Czech officials are gearing up for negotiations with European Commission representatives on how much money the Czech Republic may draw from EU regional development funds in 2021-2027 and what the funds may be used for. The talks are due to begin in a fortnight’s time and the Czech Republic is the first EU member state to undergo them.
In view of Brexit, there will be less finances available for all in the next seven-year-term and competition among EU members is expected to be tough. According to the financial daily Hospodarské noviny the Czech Republic should be able to draw just over 20 billion euros over that period and the Czech government has prepared a framework plan reflecting the country’s long-term priorities.
The money is to be used to promote a more competitive economy based on greater added value, support research and innovation, digitalization, lower the country’s dependence on foreign investors, extend the infrastructure and improve the quality of life in the regions. Other priorities are better education and affordable social housing.
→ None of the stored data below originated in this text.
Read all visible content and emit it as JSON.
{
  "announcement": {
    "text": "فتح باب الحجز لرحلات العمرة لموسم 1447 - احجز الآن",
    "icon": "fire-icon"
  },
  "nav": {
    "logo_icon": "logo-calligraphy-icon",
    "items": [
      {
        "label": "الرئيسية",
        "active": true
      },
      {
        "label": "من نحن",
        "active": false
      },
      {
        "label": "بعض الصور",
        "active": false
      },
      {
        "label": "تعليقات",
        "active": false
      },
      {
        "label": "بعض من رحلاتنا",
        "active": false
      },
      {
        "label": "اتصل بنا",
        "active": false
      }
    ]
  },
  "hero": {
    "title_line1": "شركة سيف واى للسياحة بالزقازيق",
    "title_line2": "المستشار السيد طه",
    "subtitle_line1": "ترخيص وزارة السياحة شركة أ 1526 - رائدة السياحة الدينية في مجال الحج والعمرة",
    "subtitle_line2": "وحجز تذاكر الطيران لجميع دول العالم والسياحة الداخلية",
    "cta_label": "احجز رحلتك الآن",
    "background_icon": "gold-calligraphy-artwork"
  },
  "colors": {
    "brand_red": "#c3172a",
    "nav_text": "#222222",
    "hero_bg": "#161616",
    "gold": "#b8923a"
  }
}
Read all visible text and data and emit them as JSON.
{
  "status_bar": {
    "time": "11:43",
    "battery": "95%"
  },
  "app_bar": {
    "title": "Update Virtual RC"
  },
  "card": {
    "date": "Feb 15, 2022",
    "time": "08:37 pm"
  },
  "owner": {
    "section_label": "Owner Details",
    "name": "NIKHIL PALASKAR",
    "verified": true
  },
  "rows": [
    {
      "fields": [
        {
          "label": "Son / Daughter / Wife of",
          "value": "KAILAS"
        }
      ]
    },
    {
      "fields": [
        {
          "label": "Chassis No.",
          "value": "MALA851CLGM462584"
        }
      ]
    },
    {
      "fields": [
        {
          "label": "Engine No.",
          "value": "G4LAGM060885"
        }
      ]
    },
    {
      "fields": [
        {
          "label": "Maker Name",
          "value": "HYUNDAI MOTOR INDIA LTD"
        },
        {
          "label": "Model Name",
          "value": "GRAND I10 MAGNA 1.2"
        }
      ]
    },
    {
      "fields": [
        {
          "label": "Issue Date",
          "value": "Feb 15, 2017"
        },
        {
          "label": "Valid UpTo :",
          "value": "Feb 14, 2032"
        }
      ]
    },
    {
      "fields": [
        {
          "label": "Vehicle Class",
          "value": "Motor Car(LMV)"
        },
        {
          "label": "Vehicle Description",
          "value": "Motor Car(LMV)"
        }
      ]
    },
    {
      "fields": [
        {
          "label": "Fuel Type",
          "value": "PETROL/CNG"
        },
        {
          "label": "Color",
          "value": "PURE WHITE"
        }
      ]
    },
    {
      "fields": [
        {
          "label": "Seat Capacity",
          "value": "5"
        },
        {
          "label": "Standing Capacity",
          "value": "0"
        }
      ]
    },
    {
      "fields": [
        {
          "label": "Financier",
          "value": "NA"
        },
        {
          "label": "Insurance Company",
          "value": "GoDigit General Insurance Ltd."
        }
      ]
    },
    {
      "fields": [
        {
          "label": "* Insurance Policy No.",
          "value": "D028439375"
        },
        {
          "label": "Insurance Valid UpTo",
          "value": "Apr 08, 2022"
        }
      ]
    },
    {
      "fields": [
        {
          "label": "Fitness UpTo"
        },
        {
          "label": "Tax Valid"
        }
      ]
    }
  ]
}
Between 2007 and 2017 the Czech Republic had over 26 billion euros at its disposal from EU structural funds, from which it realized more than 70 thousand projects. The paper notes that more than half of all projects in the public sector – such as new schools and infrastructure – are covered from EU funds. For instance a full 80 percent of the cost of the reconstruction of the D1 highway from Prague to Brno is covered by EU structural funds.
In the next seven year term (2021 -2027) the country will get 13 percent less finances than have been available in the past and it will have a year less in which to submit projects to the EC. Given that the aim of EU structural funds is to reduce regional disparities, with Europe's poorer regions receiving most of the support, many Czech regions will no longer be eligible for that support.
In the past the country has been criticized for mismanagement and inept usage of funding for regional projects. Now it will have to be better prepared than ever before to defend not only its share of the money but its priorities in spending.